206話
初めて二人で迎えたバレンタインデー。雄太の心は、先程あった事は遥か彼方に放り投げてウキウキとしていた。
(春香からチョコレートもらえるんだ。しかも、今日はお泊り日だぞ。重賞勝ったしな。最高に良い夜だ)
春香の自宅についた二人は順番に風呂に入り、のんびりとソファーに座ってくつろいでいた。
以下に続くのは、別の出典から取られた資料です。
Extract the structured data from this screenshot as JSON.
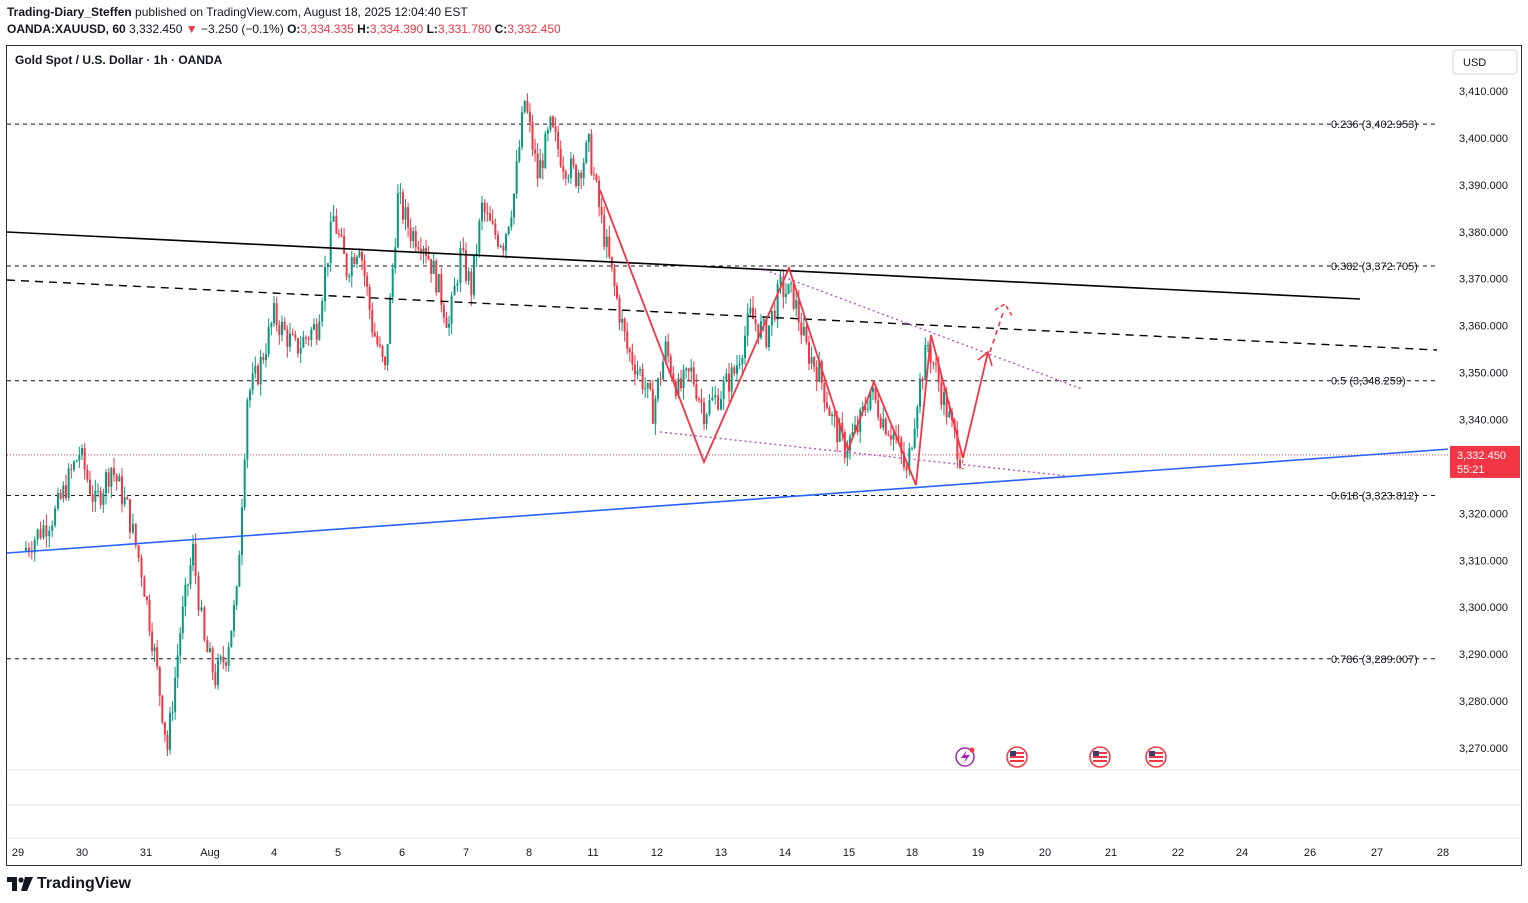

春香の家に置いている用の紺色のスウェットを着た雄太の隣には水色のフワフワのパジャマを着た春香。
「さっきの雄太くん、格好良かったなぁ〜」
「え? そんなにだったか?」
「うん。私、雄太くんと一緒に居られる事を誇らしく思うよ」
『誇らしく思う』とまで言われて、雄太は少し恥ずかしい気がした。
「そこまでじゃないと思うけど……」
「ううん。ちゃんと私の事を考えてくれてるんだって思ったら嬉しかったの」
「そりゃ、春香は俺の大切な大切な彼女だしな」
「ありがとう。じゃあ、これ」
春香は、雄太に小さな紙袋を差し出した。
雄太はドキドキしながら紙袋から可愛くラッピングしてある小さな箱を取り出した。
(春香からのチョコレート……。夢で見た春香からのチョコレート……)
「甘くないの選んだよ」
「ありがとう、春香」
「うん」
今までこんなにもらって嬉しいチョコレートはなかったなと思った。
「大事に食べるよ」
「疲れた時に食べてね」
「疲れた時は春香が良い」
チョコレートの箱を持ったまま抱き締めてキスをする。
唇を離して、思いっきり抱き締める。
「俺の一番の癒やしだ」
「そう思ってもらえてるのなら、このプレゼントは正解かも」
「プレゼント?」
春香は、もう一つ紙袋を差し出した。
「こ……これ……エルメスの紙袋じゃ……」
「うん。開けてみて」
「うん……」
(あんまり高い物は買っちゃ駄目って言ってるのに……)
雄太は紙袋から小さな箱を取り出した。ラッピングを解き箱を開けると黒いキーケースが入っていた。
「本当は雄太くんが車を買った時にプレゼントしようかと思ったんだけど、また悩むんじゃないかなぁ〜って思ってバレンタインデーにしたの。一緒に渡したい物も出来たから」
「一緒に渡したい物……?」
「うん。中に入ってるよ」
雄太はキーケースを箱から取り出した。すると、中に何かがある感触がした。
(え?)
キーケースを開くと二つの鍵が付いていた。
「これって……」
「私の家の鍵と外廊下の門扉の鍵」
ゆっくりと顔を上げ春香を見るとニッコリと笑っていた。
「これがあればレースが終わってから、家に来て私の仕事が終わるまでお風呂に入ったり、レースのビデオ見たり出来るでしょ?」
(もしかして……それもあってテレビやビデオデッキまで買ってくれたのか……)
近場の競馬場でレースを終えた雄太が時間潰しをしなければならない状況を春香は気付いていたのだった。
「ありがとう……。ありがとう、春香」
「うん。ここを雄太くんの家だと思って帰って来てね」
「本当、最高のバレンタインデーだよ」
実家を出て寮住まいになった雄太に出来た新しい家。帰って来れば、誰より大切な女性が居てくれる。
週末しか来られなくても、雄太には我が家だと思ってくれて良いと言う春香の気持ちが嬉しかった。
その日の夜は、いつにも増して甘かった。
『競馬界期待の若手騎手鷹羽雄太(18)堂々の交際宣言』と、大きな文字と写真が掲載された雑誌が販売された。
慎一郎の心配をよそに記載された記事も世間の反応も好意的だった。
鈴掛や梅野だけでなく、他の先輩騎手達もからかうどころか雄太の背中を叩いて褒めていた。
「雄太、カッケーな」
純也は、春香を背に庇いながらインタビューを受けている写真を見てニッと笑っていた。
直樹や里美も雄太の決意を温かく受け入れてくれた。
(上手く行って良かった……)
内心、『生意気だ』とか、春香を悪く書かれたらどうしようかと思っていた雄太はホッとして寮の自室へと戻った。